その体験を『身辺整理』(興陽館)として上梓したので、エッセンスをご紹介したいと思う。

私が進めた身辺整理は、モノ、カネ、ヒトの順だった。最優先したのは、勤務する大学の研究室の断捨離だ。

それには理由があった。同僚の教授が突然亡くなり、その教授の奥さんが毎日大学に通って、苦労して研究室の片づけをしているのを見ていたからだ。

私は、まずゼミ生を研究室に招いて、欲しい書籍を全部持っていってもらった。

残った本や雑貨は、まとめて整理業者に処分を依頼したが、学生が本を引き取った後でも、廃棄量は2トントラックに山積みで、費用も10万円近くかかった。

次に行ったのが「カネ」の整理だ。
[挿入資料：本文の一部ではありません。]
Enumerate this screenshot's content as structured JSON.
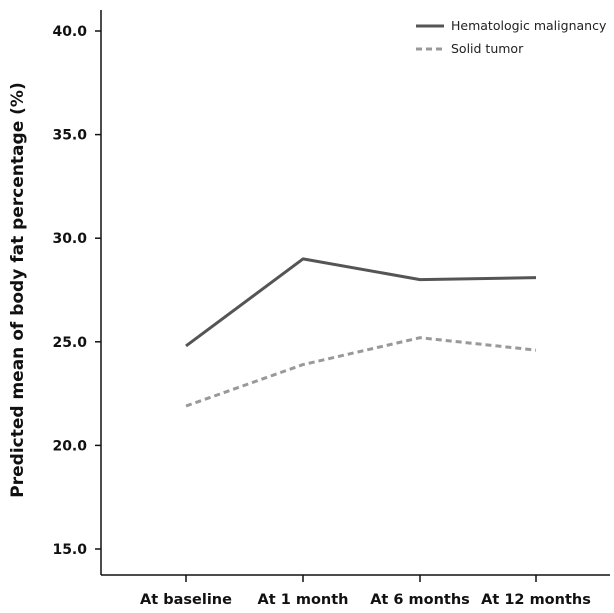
{
  "chart_data": {
    "type": "line",
    "title": "",
    "xlabel": "",
    "ylabel": "Predicted mean of body fat percentage (%)",
    "categories": [
      "At baseline",
      "At 1 month",
      "At 6 months",
      "At 12 months"
    ],
    "ylim": [
      15.0,
      40.0
    ],
    "yticks": [
      "15.0",
      "20.0",
      "25.0",
      "30.0",
      "35.0",
      "40.0"
    ],
    "grid": false,
    "legend_position": "top-right",
    "series": [
      {
        "name": "Hematologic malignancy",
        "values": [
          24.8,
          29.0,
          28.0,
          28.1
        ],
        "color": "#555555",
        "style": "solid"
      },
      {
        "name": "Solid tumor",
        "values": [
          21.9,
          23.9,
          25.2,
          24.6
        ],
        "color": "#999999",
        "style": "dashed"
      }
    ]
  }
}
10近くあった銀行口座を一本化するため片端から銀行を回って口座を解約したのだが、いまは支店窓口の予約を取ってから行かないと何時間も待たされる。

仕事との兼ね合いもあって結局、預金の一本化だけで3カ月以上の時間を費やした。

「ヒト」の整理は難航中

また、証券会社に預けていた株式や外貨預金などは7月11日にすべて売却した。幸いなことに、最も株価が高く、為替が円安のタイミングだったため、三千数百万円の大金が転がり込んできた。

いま私はがんの自由診療で月に100万円以上の医療費自己負担を抱えているのだが、このカネで、あと数年は治療を続けられることになった。
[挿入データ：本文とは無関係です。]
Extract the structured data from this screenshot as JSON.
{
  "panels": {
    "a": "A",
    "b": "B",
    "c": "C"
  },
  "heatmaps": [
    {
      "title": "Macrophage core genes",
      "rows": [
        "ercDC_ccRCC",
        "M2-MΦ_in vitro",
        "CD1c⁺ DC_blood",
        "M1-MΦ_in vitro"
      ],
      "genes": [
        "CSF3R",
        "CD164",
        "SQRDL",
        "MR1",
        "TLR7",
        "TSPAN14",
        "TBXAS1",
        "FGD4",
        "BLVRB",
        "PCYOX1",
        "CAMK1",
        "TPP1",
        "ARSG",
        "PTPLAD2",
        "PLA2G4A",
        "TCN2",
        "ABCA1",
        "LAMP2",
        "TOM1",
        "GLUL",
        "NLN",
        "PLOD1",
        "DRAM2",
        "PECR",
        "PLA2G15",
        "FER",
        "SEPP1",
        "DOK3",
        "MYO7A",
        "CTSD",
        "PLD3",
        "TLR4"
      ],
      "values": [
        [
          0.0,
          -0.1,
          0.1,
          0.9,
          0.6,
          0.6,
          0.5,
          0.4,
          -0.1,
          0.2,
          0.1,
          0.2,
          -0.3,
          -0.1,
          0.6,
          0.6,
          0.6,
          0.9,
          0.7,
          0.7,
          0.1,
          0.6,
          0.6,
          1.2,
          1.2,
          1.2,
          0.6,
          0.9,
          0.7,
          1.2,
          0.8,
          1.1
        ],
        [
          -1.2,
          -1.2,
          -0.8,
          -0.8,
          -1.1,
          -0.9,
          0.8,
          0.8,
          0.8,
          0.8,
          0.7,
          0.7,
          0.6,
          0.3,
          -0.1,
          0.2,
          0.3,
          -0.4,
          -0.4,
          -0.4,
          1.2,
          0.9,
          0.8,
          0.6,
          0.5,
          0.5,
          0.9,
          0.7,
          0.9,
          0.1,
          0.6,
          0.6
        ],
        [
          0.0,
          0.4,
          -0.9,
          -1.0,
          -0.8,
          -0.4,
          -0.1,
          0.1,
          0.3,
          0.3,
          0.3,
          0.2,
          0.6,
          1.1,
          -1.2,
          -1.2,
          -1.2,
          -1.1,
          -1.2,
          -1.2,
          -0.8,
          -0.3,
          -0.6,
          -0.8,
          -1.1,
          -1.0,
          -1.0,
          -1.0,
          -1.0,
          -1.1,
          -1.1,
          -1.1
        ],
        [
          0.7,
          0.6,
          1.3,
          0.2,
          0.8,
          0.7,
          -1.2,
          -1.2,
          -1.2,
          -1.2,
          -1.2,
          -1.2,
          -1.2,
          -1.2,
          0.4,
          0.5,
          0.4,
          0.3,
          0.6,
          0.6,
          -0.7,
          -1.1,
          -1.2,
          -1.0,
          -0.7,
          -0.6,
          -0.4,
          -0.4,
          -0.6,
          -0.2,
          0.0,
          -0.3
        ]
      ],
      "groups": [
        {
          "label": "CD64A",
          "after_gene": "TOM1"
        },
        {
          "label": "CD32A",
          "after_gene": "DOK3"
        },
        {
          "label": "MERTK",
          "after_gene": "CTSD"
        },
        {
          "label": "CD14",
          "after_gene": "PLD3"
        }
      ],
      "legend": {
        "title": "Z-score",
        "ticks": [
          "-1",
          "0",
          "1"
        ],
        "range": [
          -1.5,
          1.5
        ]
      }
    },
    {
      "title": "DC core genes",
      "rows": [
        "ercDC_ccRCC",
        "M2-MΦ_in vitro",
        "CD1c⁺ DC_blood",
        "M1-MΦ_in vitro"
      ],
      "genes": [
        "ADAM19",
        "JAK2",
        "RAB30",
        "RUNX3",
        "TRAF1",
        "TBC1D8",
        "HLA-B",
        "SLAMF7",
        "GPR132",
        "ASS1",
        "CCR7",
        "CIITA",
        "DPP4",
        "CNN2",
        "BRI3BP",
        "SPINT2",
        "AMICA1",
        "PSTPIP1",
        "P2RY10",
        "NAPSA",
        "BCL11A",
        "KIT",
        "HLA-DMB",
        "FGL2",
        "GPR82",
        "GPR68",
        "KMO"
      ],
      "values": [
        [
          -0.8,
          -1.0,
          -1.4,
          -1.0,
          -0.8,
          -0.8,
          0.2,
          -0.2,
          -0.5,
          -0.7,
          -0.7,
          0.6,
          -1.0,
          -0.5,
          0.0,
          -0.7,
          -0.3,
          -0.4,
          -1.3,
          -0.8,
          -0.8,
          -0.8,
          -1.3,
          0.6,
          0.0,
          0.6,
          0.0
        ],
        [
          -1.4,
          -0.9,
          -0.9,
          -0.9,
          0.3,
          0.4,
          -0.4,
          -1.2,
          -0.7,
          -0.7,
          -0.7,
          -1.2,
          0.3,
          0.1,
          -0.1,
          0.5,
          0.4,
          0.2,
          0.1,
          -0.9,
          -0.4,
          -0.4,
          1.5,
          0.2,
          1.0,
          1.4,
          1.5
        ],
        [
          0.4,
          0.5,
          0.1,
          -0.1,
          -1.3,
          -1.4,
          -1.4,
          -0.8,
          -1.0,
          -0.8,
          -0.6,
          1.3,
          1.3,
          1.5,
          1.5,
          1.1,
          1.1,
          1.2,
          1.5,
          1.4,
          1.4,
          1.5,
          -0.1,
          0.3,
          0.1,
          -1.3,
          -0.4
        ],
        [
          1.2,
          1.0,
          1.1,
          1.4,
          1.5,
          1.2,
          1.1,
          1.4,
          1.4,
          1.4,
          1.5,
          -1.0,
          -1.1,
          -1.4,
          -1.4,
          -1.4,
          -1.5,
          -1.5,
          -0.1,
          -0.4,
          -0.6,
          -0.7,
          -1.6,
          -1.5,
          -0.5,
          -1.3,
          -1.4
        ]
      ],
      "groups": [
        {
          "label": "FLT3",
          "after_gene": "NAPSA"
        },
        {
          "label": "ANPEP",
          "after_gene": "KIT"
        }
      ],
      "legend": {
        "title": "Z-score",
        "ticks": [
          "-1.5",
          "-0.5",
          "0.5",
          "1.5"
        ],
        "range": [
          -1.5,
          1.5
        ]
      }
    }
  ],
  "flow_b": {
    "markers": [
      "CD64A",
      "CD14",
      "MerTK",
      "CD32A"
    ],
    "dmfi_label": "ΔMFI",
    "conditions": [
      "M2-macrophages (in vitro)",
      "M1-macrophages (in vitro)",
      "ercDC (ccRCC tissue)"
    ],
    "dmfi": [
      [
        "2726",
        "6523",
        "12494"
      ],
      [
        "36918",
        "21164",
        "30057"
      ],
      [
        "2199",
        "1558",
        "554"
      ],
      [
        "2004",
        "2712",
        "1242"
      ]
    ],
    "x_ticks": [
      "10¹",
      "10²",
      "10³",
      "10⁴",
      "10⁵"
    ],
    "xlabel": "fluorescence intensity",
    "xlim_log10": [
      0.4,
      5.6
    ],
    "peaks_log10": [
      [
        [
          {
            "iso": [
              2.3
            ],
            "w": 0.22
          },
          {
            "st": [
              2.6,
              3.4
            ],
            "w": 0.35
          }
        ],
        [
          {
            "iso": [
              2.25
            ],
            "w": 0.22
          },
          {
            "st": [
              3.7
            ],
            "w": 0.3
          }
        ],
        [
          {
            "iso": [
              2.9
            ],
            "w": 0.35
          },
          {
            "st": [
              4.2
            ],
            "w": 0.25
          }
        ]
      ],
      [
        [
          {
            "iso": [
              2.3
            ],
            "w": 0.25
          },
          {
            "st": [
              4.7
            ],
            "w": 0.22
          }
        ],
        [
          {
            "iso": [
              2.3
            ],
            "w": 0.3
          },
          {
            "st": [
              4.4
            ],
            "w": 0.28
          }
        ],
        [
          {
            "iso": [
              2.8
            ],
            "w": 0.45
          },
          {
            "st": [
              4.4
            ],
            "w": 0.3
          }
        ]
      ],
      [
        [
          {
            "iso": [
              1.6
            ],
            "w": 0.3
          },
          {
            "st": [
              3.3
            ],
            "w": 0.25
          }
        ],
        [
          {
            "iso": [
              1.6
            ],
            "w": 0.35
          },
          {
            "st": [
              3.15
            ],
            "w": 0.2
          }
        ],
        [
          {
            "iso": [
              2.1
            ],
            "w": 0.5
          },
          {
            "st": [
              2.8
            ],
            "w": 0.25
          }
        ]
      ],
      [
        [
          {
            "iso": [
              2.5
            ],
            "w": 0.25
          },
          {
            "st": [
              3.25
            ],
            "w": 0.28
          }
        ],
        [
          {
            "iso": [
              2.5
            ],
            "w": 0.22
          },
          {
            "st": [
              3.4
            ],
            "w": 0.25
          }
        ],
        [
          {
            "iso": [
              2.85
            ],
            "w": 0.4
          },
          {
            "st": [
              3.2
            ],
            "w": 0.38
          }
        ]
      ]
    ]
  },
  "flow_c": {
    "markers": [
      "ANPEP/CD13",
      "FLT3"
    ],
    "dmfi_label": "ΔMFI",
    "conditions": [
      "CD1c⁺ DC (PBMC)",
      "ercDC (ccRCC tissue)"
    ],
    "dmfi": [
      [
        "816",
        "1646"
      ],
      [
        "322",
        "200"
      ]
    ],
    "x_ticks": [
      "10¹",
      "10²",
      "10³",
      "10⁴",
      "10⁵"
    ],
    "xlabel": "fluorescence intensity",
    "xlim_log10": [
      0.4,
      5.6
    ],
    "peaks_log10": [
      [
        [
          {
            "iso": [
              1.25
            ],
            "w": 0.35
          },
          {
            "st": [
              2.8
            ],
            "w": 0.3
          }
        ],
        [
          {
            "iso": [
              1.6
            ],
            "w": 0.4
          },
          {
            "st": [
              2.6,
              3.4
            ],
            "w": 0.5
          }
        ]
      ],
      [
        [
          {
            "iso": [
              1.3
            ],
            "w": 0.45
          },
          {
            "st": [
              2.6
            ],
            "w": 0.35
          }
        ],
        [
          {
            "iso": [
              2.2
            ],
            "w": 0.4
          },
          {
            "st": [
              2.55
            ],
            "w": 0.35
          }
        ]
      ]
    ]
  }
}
そして最後の身辺整理が「ヒト」、つまり人間関係の整理だ。ただ、これに関しては現状うまくいっているとは言えない。

がんが発覚して以降、人間関係がむしろ増えてしまっているからだ。20年以上会っていない元同僚から「一緒に飲もう」と誘われたり、あちこちの集まりに招待される。

一番多いのは、名医の紹介や体によい飲食料品や健康法などの治療に関するアドバイスだ。これまで寄せられた情報は、メールが来たものだけで2000件を超えている。

私は医者ではないので、どのアドバイスが正しいのか、正直言ってよく分からない。

ただ、はっきりしているのは、アドバイスをすべて守ったら、1日が300時間あっても足りないし、推奨された飲食料品をすべて摂取したら、即死するくらいの分量だということだ。

さらに、一番悩ましい人間関係は妻との繋がりだ。私は当初、もし命を落としてもすぐに立ち直れるように、妻に嫌われるような言動を繰り返してみた。

ただ、40年以上一緒にいる相手に、そうした演技は通用しなかった。

他人との人間関係は整理できても、身内の人間関係はなかなか整理できない。

それが、がんを患ったときの最大の問題点だと言えるのかもしれない。